Il y a un certain plaisir à ne pas s’être trompé au premier jugement porté sur le premier livre d’un inconnu ; maintenant que M. Gide est devenu, après maintes œuvres spirituelles, l’un des plus lumineux lévites de l’église, avec autour du front et dans les yeux toutes visibles les flammes de l’intelligence et de la grâce, les temps sont proches où d’audacieux révélateurs inventeront son génie, sonner, pour qu’il sorte et s’avance, la trompette de la première colonne. Il mérite la gloire, si aucun la mérita (la gloire est toujours injuste), puisqu’à l’originalité du talent le maître des esprits a voulu qu’en cet être singulier se joignît l’originalité de l’âme. C’est un don assez rare pour qu’on en parle.

Le talent d’un écrivain n’est souvent que la faculté terrible de redire en phrases qui semblent belles les éternelles clameurs de la médiocre humanité ; des génies même, et gigantesques, comme Victor Hugo ou Adam de Saint-Victor furent destinés à proférer d’admirables musiques dont la grandeur est de recéler l’immense vacuité des déserts ; leur âme est pareille à l’âme informe et docile des sables et des foules ; ils aiment, ils songent, ils veulent les amours, les songes, les désirs de tous les hommes et de toutes les bêtes ; poètes, ils crient magnifiquement ce qui ne vaut pas la peine d’être pensé.

Le genre humain, sans doute, en son ensemble de ruche ou de colonie, n’est que parce que nous en sommes, prééminent au genre bison ou au genre martin-pêcheur ; ici et là c’est le triste automate ; mais la supériorité de l’homme est qu’il peut arriver à la conscience : un petit nombre y parvient. Acquérir la pleine conscience de soi, c’est se connaître tellement différent des autres qu’on ne sent plus avec les hommes que des contacts purement animaux : cependant entre âmes de ce degré, il y a une fraternité idéale basée sur les différences, — tandis que la fraternité sociale l’est sur les ressemblances.

Cette pleine conscience de soi-même peut s’appeler l’originalité de l’âme, — et tout cela n’est dit que pour signaler le groupe d’êtres rares auquel appartient M. André Gide.

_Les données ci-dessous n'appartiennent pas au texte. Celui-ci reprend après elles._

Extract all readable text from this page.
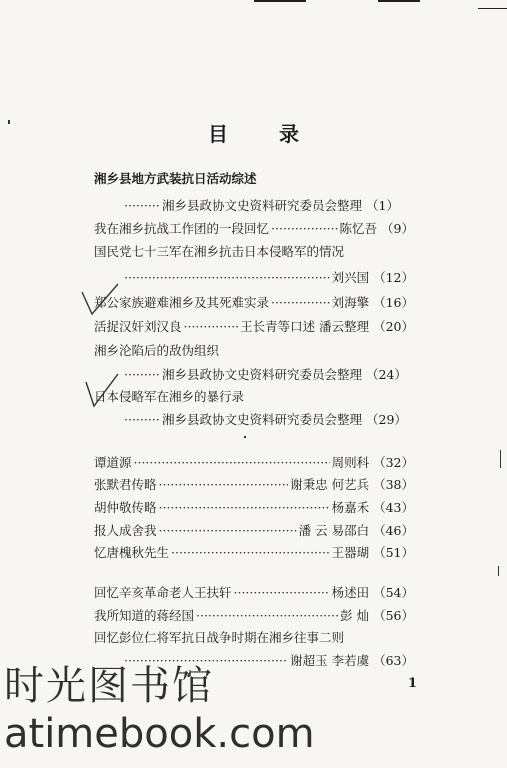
目 录
湘乡县地方武装抗日活动综述
·····
湘乡县政协文史资料研究委员会整理 （1）
我在湘乡抗战工作团的一段回忆 ·····	陈忆吾 （9）
国民党七十三军在湘乡抗击日本侵略军的情况
·····
刘兴国 （12）
郑公家族避难湘乡及其死难实录 ·····	刘海擎 （16）
活捉汉奸刘汉良 ·····	王长青等口述 潘云整理 （20）
湘乡沦陷后的敌伪组织
·····
湘乡县政协文史资料研究委员会整理 （24）
日本侵略军在湘乡的暴行录
·····
湘乡县政协文史资料研究委员会整理 （29）
谭道源 ·····	周则科 （32）
张默君传略 ·····	谢秉忠 何艺兵 （38）
胡仲敬传略 ·····	杨嘉禾 （43）
报人成舍我 ·····	潘 云 易邵白 （46）
忆唐槐秋先生 ·····	王器瑚 （51）
回忆辛亥革命老人王扶轩 ·····	杨述田 （54）
我所知道的蒋经国 ·····	彭 灿 （56）
回忆彭位仁将军抗日战争时期在湘乡往事二则
·····
谢超玉 李若虞 （63）
1
时光图书馆
atimebook.com
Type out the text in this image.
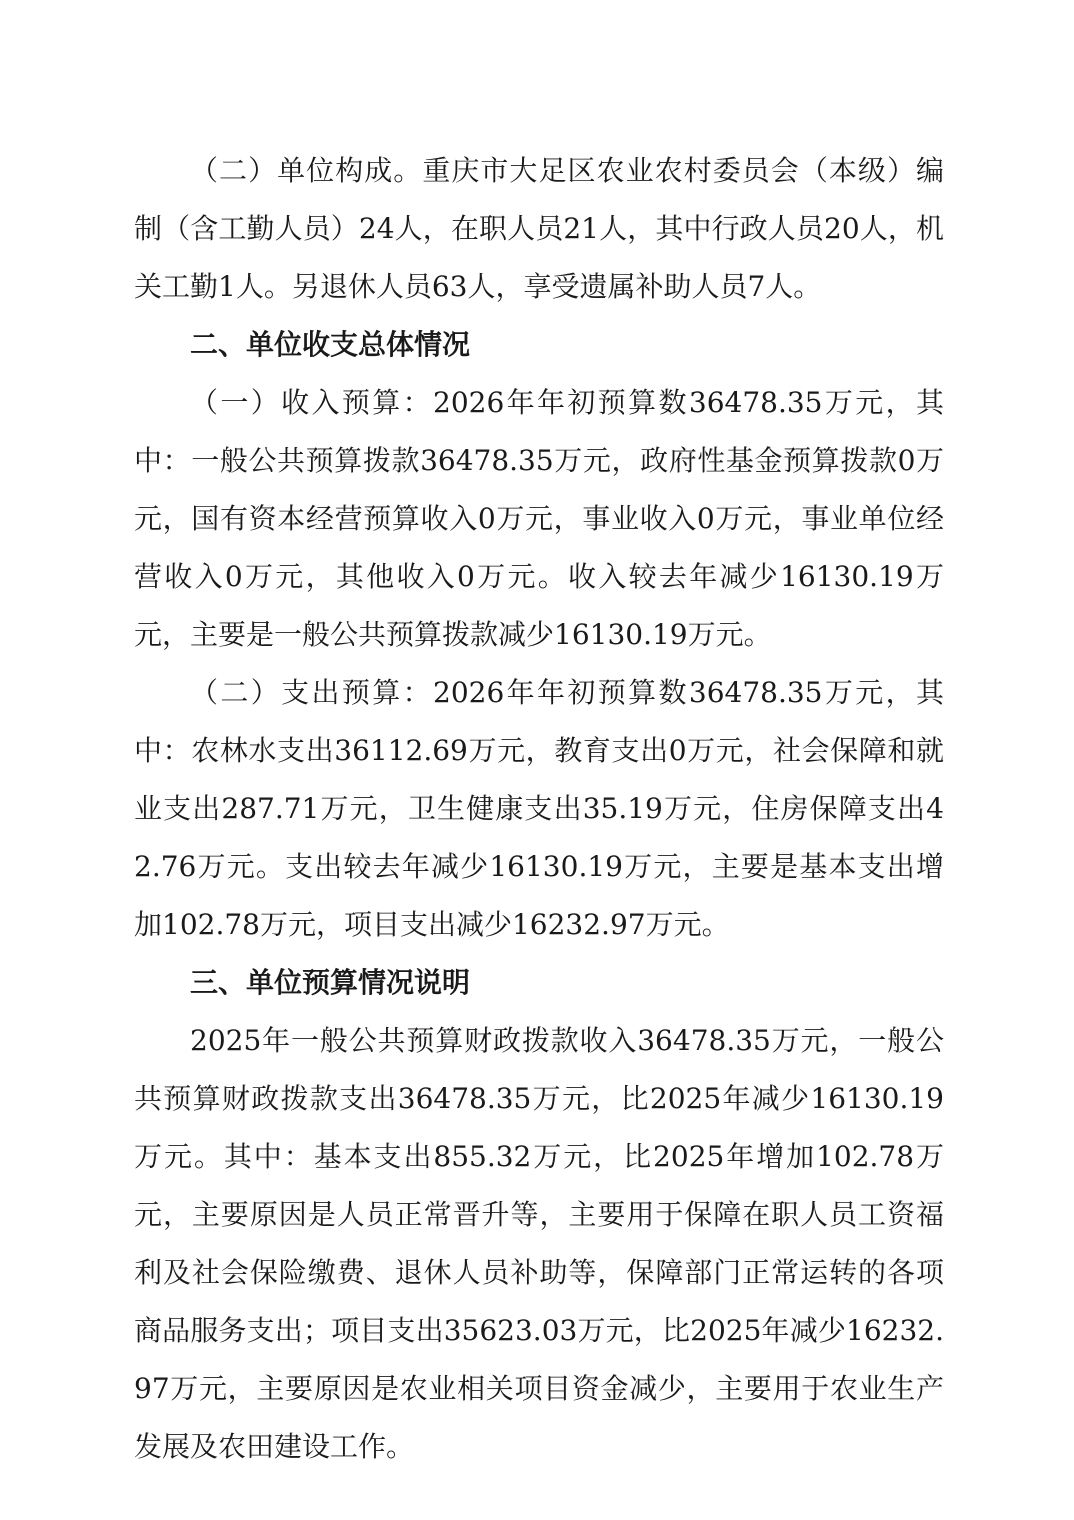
（二）单位构成。重庆市大足区农业农村委员会（本级）编制（含工勤人员）24人，在职人员21人，其中行政人员20人，机关工勤1人。另退休人员63人，享受遗属补助人员7人。

二、单位收支总体情况

（一）收入预算：2026年年初预算数36478.35万元，其中：一般公共预算拨款36478.35万元，政府性基金预算拨款0万元，国有资本经营预算收入0万元，事业收入0万元，事业单位经营收入0万元，其他收入0万元。收入较去年减少16130.19万元，主要是一般公共预算拨款减少16130.19万元。

（二）支出预算：2026年年初预算数36478.35万元，其中：农林水支出36112.69万元，教育支出0万元，社会保障和就业支出287.71万元，卫生健康支出35.19万元，住房保障支出42.76万元。支出较去年减少16130.19万元，主要是基本支出增加102.78万元，项目支出减少16232.97万元。

三、单位预算情况说明

2025年一般公共预算财政拨款收入36478.35万元，一般公共预算财政拨款支出36478.35万元，比2025年减少16130.19万元。其中：基本支出855.32万元，比2025年增加102.78万元，主要原因是人员正常晋升等，主要用于保障在职人员工资福利及社会保险缴费、退休人员补助等，保障部门正常运转的各项商品服务支出；项目支出35623.03万元，比2025年减少16232.97万元，主要原因是农业相关项目资金减少，主要用于农业生产发展及农田建设工作。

Le malheur de ces êtres, quand ils se veulent réaliser, est qu’ils le font avec des gestes si singuliers que les hommes ont peur de les approcher ; ils doivent souvent faire évoluer leur vie de relation dans le cercle bref des fraternités idéales ; — ou, quand la foule veut bien admettre de telles âmes, c’est comme curiosités et pièces de musée. Leur gloire finalement est d’être aimés un peu de loin et compris presque, comme vus et lus des parchemins dans le coffre aux vitres scellées.

Mais tout cela est raconté dans Paludes, histoire, comme on sait, « des animaux vivant dans les cavernes ténébreuses et qui perdent la vue à force de ne pas s’en servir » ; c’est aussi, avec un charme plus familier que dans le Voyage d’Urien, un peu de l’histoire ingénue d’une âme très compliquée, très intellectuelle et très originale.